Pero eso es cristianizar al papado. ¿O
acaso habrá que acusar al mismo Jesucristo de “desacralizar” a Dios, por haberse
vaciado de su rango divino y haber asumido figura de siervo (Fil, 2,6
ss)? Pues no: más bien hay que decir que un ministerio de Pedro
sacralizado no hace más fácil la evangelización, ni más auténtica la fe de los
católicos. Sólo sirve para que la curia romana se autosacralice a sí misma bajo
la sombra del papa.
Tratando de comprender esa desviación cabría decir que brota de lo que
suele presentarse como lo más característico, la gran virtud y el gran peligro
de lo “católico”. Kat-hólico
significa universal, pero no en sentido cuantitativo sino cualitativo:
significa que ninguna dimensión natural queda fuera de lo cristiano (salvo el
pecado que, por muy metido que lo tengamos, es lo más antinatural).

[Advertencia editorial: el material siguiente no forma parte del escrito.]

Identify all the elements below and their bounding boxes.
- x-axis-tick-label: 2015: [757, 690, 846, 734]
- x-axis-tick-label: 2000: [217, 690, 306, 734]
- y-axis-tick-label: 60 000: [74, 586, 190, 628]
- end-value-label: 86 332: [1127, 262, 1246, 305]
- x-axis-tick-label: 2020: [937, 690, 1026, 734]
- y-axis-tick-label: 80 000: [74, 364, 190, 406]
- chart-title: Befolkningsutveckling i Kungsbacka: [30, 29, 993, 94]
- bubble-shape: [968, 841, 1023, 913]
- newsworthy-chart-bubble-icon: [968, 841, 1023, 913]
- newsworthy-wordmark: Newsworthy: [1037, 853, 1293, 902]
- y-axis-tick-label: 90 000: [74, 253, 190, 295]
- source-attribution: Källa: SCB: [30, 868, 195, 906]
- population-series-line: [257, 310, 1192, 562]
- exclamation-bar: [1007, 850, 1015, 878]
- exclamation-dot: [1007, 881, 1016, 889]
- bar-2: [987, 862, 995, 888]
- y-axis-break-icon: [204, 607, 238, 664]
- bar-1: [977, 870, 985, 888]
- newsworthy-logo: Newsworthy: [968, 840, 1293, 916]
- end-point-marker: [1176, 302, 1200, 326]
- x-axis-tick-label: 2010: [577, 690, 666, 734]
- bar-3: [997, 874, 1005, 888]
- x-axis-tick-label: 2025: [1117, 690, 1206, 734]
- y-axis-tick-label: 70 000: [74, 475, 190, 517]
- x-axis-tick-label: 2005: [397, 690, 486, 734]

Católico
deriva del mismo vocablo griego (“holon”, en lugar de “pan”) de donde procede
nuestra palabra holístico puesta hoy tan de moda, y que se refiere a una
totalidad, pero en sentido distinto al que pueden evocar palabras como
”pan-germanismo” o pan-sexualismo.
Por eso se decía antaño que la diferencia entre catolicismo y
protestantismo estaba sólo en una “y” (fe y razón, Dios y hombre, Gracia y
libertad, vertical y horizontal…). Ésta sería la gran virtud de lo católico. Su
gran peligro, de ahí derivado, es que puede contribuir a que nos perdamos en
detalles ensombreciendo lo esencial cristiano y creyendo
que comulgar en la boca (por ejemplo) es más santo y más piadoso que hacerlo en
la mano. Al querer afirmarlo todo, se da el mismo valor a todo y se
difumina la tremenda radicalidad cristiana.
La reforma de Lutero buscó en realidad una concentración en eso esencial
cristiano, que luego algunos tacharon de reducción. Pero también se ha podido
tildar a algunas personas y posturas católicas de ser “muy católicas pero muy
poco cristianas”, terrible aviso que ya lanzó Fernando de los Ríos en
1933. Los
shows multitudinarios del papa Wojtila con los gritos de “totus tuus” o “santo
súbito” podrían ser tachados de muy católicos pero quizá poco
cristianos. Y en fin: no sé si cabe decir que el protestantismo es como
el canto gregoriano y el catolicismo como la polifonía barroca (y esto lo
escribe un católico admirador del gregoriano).
Todos esos entornos de vestimentas especiales (y con sastres especiales),
residencias regias, genuflexiones, apelativos de “santo padre”, viajes
especiales… son en realidad muy secundarios. Cuando se los exagera y se los
absolutiza contribuyen a crear una aureola
idolátrica en torno al sucesor de aquel pescador de Galilea, llamado
Pedro. Jesús no se sirvió de esas auras sagradas para anunciar la
paternidad de Dios y el reinado de Dios. Y con el cristianismo se ha abolido la
distinción entre lo sagrado y lo profano: porque, según Jesús, lo único sagrado
es el ser humano, que está por encima de todos los “sábados” de la historia. De
modo que, seguramente, el Maestro repetiría hoy a todo esos monseñores
preocupados, sus palabras de antaño: “deja a los muertos que entierren a sus
muertos, y ve a anunciar el reinado de la libertad de los hijos de Dios y la
fraternidad de los hermanos en Cristo” (Lc 9,60).
Así pues: ¿que Francisco está desacralizando el papado? Demos
gracias a Dios por ello, porque contribuirá a purificar la fe de los
católicos facilitando además el acercamiento de otras iglesias cristianas.
Porque, aunque sea cierto que a Dios sólo llegamos a través de mediaciones, eso
no significa que debamos sacralizarlas.